No surprise about today’s international style: Toso’s wines are crafted with help from California consulting wine guru Paul Hobbs, who’s been guiding Toso since 2002 and that’s a good thing.
In the ’70s and ’80s, Argentina realized that its 90-litre-a-year native wine drinkers were moving on to beer and soda pop instead, and wine sales were dipping. They also realized that the rather rustic local style of wine aimed at the domestic market wasn’t going to cut it globally. Changes had to be made and they were!
One fundamental improvement was to totally upgrade the ancient Toso winery itself: “We think of it as an old Chevy with a brand-new Mercedes engine,” says Felipe Stahlschmidt, head winemaker, whose own roots are almost literally in the estate vineyards thanks to his Master’s degree in viticulture and enology.
Toso’s Las Barrancas estate, in Maipu, extends over 1,000 acres of mainly rocky soils at an altitude of 750m above sea level and everything is dependent, among other things, on careful irrigation.
Barrancas are cliff outcrops on the desert flatlands and the climate is very consistent through the year, mainly influenced by the El Niño coastal water warmings and their effect on the seasons. Grapes here are easy to ripen and yield soft tannins with attractive fruit flavors in easy-drinking wines that are generally midweight and lightly oaked except for the top blends.
“I believe great wines represent the terroir of their vineyard. Our wines are exuberant and full of character, a beautiful expression of what nature and humans can create when they work in harmony,” Felipe says. Paul Hobbs gets together with Felipe four times a year and they taste through all the top Toso wines to establish the potential for the finest blends and cuvées in the portfolio.

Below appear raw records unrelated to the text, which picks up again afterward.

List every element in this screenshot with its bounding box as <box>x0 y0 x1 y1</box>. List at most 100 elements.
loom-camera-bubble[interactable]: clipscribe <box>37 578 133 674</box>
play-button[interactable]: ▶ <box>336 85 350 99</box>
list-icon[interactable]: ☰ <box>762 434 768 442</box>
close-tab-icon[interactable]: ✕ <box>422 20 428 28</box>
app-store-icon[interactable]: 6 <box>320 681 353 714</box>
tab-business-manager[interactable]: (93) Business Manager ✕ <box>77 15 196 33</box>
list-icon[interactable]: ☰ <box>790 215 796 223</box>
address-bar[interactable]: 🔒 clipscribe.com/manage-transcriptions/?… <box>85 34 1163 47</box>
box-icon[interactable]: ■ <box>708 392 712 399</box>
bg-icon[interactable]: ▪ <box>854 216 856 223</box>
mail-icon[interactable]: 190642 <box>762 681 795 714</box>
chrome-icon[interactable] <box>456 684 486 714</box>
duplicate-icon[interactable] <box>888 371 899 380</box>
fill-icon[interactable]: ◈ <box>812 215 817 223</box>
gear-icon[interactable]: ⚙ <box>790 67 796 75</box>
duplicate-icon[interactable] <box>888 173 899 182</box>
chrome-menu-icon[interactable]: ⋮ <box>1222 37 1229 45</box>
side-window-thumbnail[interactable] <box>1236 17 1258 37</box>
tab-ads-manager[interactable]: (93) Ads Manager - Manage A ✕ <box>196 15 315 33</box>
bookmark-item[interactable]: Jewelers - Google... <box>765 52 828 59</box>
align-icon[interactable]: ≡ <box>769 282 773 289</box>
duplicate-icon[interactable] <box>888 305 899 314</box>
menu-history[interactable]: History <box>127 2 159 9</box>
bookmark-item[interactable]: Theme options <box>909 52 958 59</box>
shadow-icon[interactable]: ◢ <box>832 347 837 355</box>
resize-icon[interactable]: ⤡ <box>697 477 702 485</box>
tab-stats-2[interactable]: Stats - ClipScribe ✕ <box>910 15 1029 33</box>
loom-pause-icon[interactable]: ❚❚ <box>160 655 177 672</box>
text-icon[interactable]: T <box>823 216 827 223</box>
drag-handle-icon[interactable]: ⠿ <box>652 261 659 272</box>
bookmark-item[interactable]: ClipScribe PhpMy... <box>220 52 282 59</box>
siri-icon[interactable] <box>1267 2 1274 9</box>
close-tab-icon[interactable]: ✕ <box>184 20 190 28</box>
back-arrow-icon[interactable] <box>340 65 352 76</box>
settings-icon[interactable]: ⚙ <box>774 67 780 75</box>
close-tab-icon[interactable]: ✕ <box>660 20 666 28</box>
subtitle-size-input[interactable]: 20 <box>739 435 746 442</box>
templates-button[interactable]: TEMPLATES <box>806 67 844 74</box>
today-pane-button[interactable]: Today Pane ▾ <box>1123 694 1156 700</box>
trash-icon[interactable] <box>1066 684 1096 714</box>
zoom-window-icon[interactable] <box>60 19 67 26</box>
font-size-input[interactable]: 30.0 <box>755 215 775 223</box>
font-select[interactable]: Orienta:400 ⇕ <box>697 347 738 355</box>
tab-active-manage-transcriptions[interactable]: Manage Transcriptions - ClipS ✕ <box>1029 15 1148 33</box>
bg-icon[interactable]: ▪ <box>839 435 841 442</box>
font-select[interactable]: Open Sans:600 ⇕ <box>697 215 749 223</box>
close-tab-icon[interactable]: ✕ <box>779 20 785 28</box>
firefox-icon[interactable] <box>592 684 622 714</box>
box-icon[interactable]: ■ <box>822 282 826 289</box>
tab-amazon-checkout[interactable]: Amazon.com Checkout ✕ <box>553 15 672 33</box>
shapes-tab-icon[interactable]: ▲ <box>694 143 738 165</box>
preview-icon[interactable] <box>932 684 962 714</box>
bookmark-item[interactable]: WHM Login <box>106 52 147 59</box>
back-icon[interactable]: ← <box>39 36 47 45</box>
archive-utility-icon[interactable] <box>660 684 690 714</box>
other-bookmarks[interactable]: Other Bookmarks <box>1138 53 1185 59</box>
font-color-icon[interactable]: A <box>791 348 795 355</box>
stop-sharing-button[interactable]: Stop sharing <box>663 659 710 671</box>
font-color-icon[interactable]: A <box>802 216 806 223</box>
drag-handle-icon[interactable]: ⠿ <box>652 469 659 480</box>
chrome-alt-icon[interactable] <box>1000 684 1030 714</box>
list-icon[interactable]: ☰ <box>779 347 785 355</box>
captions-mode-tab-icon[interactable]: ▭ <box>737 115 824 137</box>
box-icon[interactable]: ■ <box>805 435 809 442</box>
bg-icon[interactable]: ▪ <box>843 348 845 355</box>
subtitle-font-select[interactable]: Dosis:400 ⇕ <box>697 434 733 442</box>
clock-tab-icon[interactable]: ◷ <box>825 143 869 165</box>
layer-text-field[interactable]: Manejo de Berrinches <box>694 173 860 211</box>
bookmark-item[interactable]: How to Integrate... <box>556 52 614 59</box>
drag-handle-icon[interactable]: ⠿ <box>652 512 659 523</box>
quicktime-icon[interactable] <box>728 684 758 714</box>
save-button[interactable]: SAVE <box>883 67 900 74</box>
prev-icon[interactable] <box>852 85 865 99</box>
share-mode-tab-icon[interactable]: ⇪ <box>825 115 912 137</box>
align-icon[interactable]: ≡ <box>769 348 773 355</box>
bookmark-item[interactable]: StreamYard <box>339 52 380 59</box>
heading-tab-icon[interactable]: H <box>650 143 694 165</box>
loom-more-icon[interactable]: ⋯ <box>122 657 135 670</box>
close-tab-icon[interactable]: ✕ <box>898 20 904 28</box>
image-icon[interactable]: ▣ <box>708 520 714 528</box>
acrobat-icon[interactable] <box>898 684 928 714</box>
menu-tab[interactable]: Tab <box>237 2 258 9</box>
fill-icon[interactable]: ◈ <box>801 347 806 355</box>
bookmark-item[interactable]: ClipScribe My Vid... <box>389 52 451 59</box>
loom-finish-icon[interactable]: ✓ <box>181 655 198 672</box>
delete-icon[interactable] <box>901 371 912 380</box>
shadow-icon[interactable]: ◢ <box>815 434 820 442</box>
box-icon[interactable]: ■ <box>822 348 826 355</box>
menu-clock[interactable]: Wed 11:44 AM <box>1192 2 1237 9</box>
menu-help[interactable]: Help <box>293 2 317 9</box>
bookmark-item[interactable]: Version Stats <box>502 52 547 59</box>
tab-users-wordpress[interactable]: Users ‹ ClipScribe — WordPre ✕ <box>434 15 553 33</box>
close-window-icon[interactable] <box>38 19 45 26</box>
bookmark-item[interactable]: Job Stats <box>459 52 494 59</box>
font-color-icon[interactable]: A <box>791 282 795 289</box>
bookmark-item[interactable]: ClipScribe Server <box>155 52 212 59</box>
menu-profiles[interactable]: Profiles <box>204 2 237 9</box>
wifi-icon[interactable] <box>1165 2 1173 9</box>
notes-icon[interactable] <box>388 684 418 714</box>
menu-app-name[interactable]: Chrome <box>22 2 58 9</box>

The icon wines at Toso are the Finca Pedregal (from 60-year-old Cab and Malbec vines) and Magdalena Toso (best of the best, a tribute to the mother of the founder), in the $70-$90 range that pass through Vintages occasionally in tiny quantities.
For everyday enjoyment, though, there’s an old world-style red at the LCBO called Pascual Toso Malbec for $14.15 that’s smooth and fairly complex with earthy aromas, hints of mushroom, barnyard and red berries. The Toso Chardonnay, $12.95, is almost out of stock and due to be replaced by the new vintage.
There’s also a rich and elegant premium range of single varietals handpicked and aged in new French oak barrels called Pascual Toso Alta which includes Malbec, Cabernet Sauvignon and Syrah, in the $32 range.
Toso is very much a name to watch and it’s much more than Malbec!